書生和百姓的狂歡是很正常的,他們自傲於自己的文明,可又不得不承認武力上遜於北邊的鄰居一頭。

這是鐵一樣的事實,再如何自吹自擂,往北一看,那燕雲還在別人手裏呢!尤其是河北,千裏平原,沒遮沒擋,宋軍想盡一切辦法又是挖溝又是種樹,恨不得自己親手修一道天塹出來。

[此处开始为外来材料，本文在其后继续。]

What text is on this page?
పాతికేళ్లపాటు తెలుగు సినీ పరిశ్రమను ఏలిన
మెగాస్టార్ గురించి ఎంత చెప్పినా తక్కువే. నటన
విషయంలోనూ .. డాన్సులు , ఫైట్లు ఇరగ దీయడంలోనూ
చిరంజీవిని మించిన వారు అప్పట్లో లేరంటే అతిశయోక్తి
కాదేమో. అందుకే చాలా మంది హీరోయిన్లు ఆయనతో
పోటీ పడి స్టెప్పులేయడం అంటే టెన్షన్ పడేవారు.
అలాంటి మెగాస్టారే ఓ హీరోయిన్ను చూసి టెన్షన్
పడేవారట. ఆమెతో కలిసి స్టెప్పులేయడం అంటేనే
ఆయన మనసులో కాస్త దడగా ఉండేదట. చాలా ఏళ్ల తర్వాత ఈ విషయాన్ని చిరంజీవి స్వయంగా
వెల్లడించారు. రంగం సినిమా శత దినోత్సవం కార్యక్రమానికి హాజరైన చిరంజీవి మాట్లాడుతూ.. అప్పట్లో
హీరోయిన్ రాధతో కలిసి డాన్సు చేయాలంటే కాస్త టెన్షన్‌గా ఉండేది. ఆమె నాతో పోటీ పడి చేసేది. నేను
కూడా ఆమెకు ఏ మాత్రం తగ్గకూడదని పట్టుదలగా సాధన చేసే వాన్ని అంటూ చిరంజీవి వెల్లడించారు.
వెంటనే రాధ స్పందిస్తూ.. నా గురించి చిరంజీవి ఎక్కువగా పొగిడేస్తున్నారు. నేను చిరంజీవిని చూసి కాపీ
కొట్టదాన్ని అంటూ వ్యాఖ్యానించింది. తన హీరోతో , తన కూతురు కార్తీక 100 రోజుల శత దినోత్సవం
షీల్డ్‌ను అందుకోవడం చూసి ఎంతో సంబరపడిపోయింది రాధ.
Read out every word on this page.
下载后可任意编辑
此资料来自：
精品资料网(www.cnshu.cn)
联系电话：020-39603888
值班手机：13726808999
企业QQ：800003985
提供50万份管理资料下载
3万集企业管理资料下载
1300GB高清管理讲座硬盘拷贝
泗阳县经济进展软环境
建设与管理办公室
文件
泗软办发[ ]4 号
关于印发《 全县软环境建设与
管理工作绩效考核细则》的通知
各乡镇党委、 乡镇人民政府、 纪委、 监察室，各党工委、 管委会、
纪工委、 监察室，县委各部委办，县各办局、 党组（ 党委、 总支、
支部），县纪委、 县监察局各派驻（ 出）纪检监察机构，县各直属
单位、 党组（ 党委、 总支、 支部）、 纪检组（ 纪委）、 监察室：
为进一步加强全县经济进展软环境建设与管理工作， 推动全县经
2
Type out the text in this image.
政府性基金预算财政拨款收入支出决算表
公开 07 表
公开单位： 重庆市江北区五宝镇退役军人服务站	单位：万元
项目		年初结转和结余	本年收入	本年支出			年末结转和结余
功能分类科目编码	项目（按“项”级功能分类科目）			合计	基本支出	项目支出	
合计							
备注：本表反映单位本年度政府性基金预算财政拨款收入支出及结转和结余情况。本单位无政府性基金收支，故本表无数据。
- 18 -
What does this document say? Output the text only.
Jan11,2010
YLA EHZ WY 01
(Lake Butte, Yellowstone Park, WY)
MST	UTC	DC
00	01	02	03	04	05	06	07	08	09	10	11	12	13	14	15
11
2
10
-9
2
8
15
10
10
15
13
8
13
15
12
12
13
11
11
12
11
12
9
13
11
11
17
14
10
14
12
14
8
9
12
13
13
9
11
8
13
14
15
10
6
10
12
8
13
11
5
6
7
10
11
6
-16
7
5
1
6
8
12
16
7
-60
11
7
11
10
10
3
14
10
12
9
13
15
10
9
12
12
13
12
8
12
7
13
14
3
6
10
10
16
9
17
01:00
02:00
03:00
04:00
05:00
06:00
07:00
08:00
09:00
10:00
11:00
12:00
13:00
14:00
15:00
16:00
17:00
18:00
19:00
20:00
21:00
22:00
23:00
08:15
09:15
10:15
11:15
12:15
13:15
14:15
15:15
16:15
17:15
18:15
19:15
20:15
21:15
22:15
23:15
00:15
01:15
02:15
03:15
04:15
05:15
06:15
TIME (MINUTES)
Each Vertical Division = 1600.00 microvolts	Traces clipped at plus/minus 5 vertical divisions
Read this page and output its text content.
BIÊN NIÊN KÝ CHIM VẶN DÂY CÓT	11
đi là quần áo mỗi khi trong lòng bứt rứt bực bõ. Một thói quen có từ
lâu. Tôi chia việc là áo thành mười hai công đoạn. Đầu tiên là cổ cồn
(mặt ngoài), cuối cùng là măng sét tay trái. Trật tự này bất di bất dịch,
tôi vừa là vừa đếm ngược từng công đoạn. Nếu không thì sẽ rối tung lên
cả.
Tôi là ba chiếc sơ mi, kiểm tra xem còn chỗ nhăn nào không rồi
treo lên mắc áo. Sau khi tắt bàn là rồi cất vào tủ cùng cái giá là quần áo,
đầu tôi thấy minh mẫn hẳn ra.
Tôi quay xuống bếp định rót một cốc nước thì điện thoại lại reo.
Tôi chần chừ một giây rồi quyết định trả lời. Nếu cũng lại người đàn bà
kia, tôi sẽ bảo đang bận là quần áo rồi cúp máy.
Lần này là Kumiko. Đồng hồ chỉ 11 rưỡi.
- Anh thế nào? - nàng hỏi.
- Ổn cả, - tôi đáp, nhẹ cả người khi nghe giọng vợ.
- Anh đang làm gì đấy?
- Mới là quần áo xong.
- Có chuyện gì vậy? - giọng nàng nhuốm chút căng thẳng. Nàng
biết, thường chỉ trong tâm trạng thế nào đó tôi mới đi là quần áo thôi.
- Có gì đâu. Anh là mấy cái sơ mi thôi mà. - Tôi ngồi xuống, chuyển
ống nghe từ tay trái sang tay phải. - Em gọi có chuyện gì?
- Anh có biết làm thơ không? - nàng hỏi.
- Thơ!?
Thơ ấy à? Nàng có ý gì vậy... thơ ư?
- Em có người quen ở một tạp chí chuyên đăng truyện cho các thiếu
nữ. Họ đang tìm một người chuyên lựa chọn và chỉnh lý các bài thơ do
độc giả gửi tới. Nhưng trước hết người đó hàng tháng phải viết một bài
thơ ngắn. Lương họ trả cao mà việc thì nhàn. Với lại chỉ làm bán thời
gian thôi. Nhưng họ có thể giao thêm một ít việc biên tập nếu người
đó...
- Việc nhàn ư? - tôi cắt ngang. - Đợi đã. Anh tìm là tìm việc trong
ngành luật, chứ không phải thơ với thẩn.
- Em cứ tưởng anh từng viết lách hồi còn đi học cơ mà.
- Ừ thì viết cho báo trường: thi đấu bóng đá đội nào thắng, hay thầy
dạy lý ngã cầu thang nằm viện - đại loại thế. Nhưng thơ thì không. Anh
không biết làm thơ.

可這玩意兒怎麽可能真有用呢?因而就只能看異族軍隊來去如風,拿大宋邊境上的村莊鄉鎮當軍糧來源,“人馬不給糧草,日遣打草谷騎四出抄掠以供之”。

大宋無法保護自己邊境上的百姓,自然又生出些自卑。

又自傲,又自卑,因此聽說大捷就特別激動了,覺得真如聖主臨朝——總之殿下千好萬好,大宋也千好萬好!

可還有一些非常冷靜的人,在非常冷靜的高度看這場戰爭。

“到底是位女主。”

有人這樣說。

“若是親王,確實是大宋之幸,可女主臨朝,是福是禍,難說呀!”

“況且京城到底是不曾陷落的,”他們又竊竊私語,“京城上下這般做作,難保不是有心人在其中誇大其詞,甚至散布謠言。”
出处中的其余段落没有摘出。